ECCO PERCHÉ C'È CHI BARA NEI TEST INVALSI Le prove Invalsi sono in alcune aree inaffidabili perché i risultati derivano da comportamenti scorretti. Se nella scuola primaria sono spesso gli insegnanti a dare una mano ai loro allievi, alle medie sono gli studenti che cercano di copiare le risposte dai loro compagni. In entrambi i casi si tratta di fenomeni di compensazione. Si bara di più nelle scuole con una situazione meno privilegiata o dove si registrano più difficoltà nell'apprendimento della disciplina.

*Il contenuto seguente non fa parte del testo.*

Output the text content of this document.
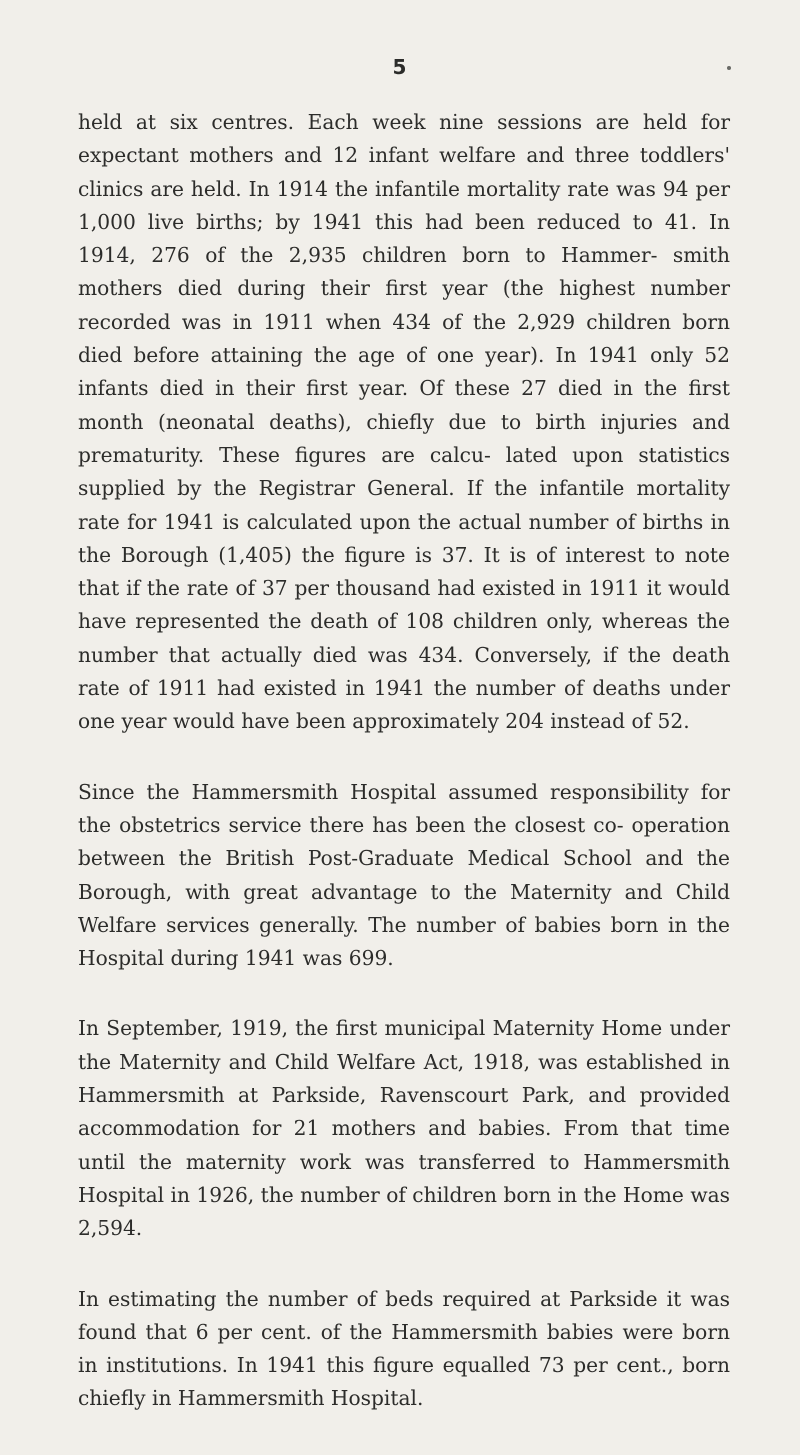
5

held at six centres. Each week nine sessions are held for expectant mothers and 12 infant welfare and three toddlers' clinics are held. In 1914 the infantile mortality rate was 94 per 1,000 live births; by 1941 this had been reduced to 41. In 1914, 276 of the 2,935 children born to Hammer- smith mothers died during their first year (the highest number recorded was in 1911 when 434 of the 2,929 children born died before attaining the age of one year). In 1941 only 52 infants died in their first year. Of these 27 died in the first month (neonatal deaths), chiefly due to birth injuries and prematurity. These figures are calcu- lated upon statistics supplied by the Registrar General. If the infantile mortality rate for 1941 is calculated upon the actual number of births in the Borough (1,405) the figure is 37. It is of interest to note that if the rate of 37 per thousand had existed in 1911 it would have represented the death of 108 children only, whereas the number that actually died was 434. Conversely, if the death rate of 1911 had existed in 1941 the number of deaths under one year would have been approximately 204 instead of 52.

Since the Hammersmith Hospital assumed responsibility for the obstetrics service there has been the closest co- operation between the British Post-Graduate Medical School and the Borough, with great advantage to the Maternity and Child Welfare services generally. The number of babies born in the Hospital during 1941 was 699.

In September, 1919, the first municipal Maternity Home under the Maternity and Child Welfare Act, 1918, was established in Hammersmith at Parkside, Ravenscourt Park, and provided accommodation for 21 mothers and babies. From that time until the maternity work was transferred to Hammersmith Hospital in 1926, the number of children born in the Home was 2,594.

In estimating the number of beds required at Parkside it was found that 6 per cent. of the Hammersmith babies were born in institutions. In 1941 this figure equalled 73 per cent., born chiefly in Hammersmith Hospital.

Una soluzione potrebbe essere quella di adottare un modello di valutazione basato sul progresso cognitivo. di Gerard Ferrer Esteban, La Voce.info 19.6.2012
Il fenomeno del
cheating alle prove Invalsi è stato ben messo in luce in
due interventi pubblicati di recente
su
lavoce.info. Uno studio condotto dalla Fondazione Giovanni
Agnelli permette un ulteriore approfondimento sui fattori che
possono influenzare la tendenza degli studenti a copiare nei test,
oppure degli insegnanti ad aiutarli. (1) Alcuni di questi
fattori hanno un carattere compensativo: sono gli studenti
delle scuole con una situazione meno privilegiata e con più
difficoltà nell’apprendimento della disciplina a essere aiutati di
più, oppure a ricorrere in maggior misura a comportamenti scorretti. I livelli complessivi di apprendimento in alcune scuole e in alcune aree sono ampiamente sovrastimati per i comportamenti scorretti tenuti nel corso delle prove Invalsi. Il cheating può assumere forme diverse (copiatura, suggerimento della risposta esatta da parte del docente, “aggiustamento” mentre si compilano i fogli risposta, eccetera) ed è difficile averne una misura certa. Se applichiamo una definizione restrittiva, possiamo considerare “sospetto” il test di uno studente che presenti la stessa identica sequenza di risposte del test di un altro studente nella stessa classe. Nelle figure 1 e 2 sono riportate le distribuzioni delle performance in matematica degli studenti con test “sospetto” e di quelli con test “non sospetto” al termine della scuola primaria e al termine della scuola secondaria di primo grado. È evidente che la media dei risultati degli alunni che adottano comportamenti sospetti è significativamente più alta rispetto a quelli con comportamenti normali. Anche la distribuzione della performance degli studenti sospetti varia significativamente fra i due gradi e probabilmente nasconde strategie differenti di cheating. Come si osserva nella figura 2.b, il cheating nella III classe della scuola media – dove il test Invalsi è una prova molto importante, con un peso significativo perché contribuisce a definire il voto all’esame di Stato – nasce probabilmente dagli studenti stessi, tant’è che anche i risultati di quelli che hanno copiato tra di loro, pur non sapendo se le risposta sia corretta, seguono una distribuzione (relativamente) normale. Di converso, il cheating nella scuola primaria sembra essere incoraggiato sistematicamente e in modo coordinato dagli insegnanti (ad esempio, utilizzando la prova come sostegno all’apprendimento e correggendo i risultati in modo collettivo), facendo sì che i risultati si spostino omogeneamente verso l’alto e non seguano più una distribuzione di probabilità continua (figura 1.b).
DIVARI TERRITORIALI
Le mappe della figura
3, che mostrano la percentuale delle sequenze identiche di risposte
nella stessa classe per provincia, evidenziano come la tendenza al
cheating sia maggiore in Sicilia e nelle Regioni del Sud.
OSSERVATORI IN CLASSE
Dell’effetto dissuasivo
della presenza di osservatori esterni che vigilano sul corretto
svolgimento delle prove hanno già parlato Marco Bertoni, Giorgio
Brunello e Lorenzo Rocco. (2) Lo studio della Fondazione
Agnelli conferma in larga parte le loro conclusioni sulla scuola
primaria, ma aggiunge nuove informazioni sugli effetti diretti
(ovvero quando gli osservatori sono presenti nella classe) e
indiretti (quando sono presenti nella scuola ma non nella classe)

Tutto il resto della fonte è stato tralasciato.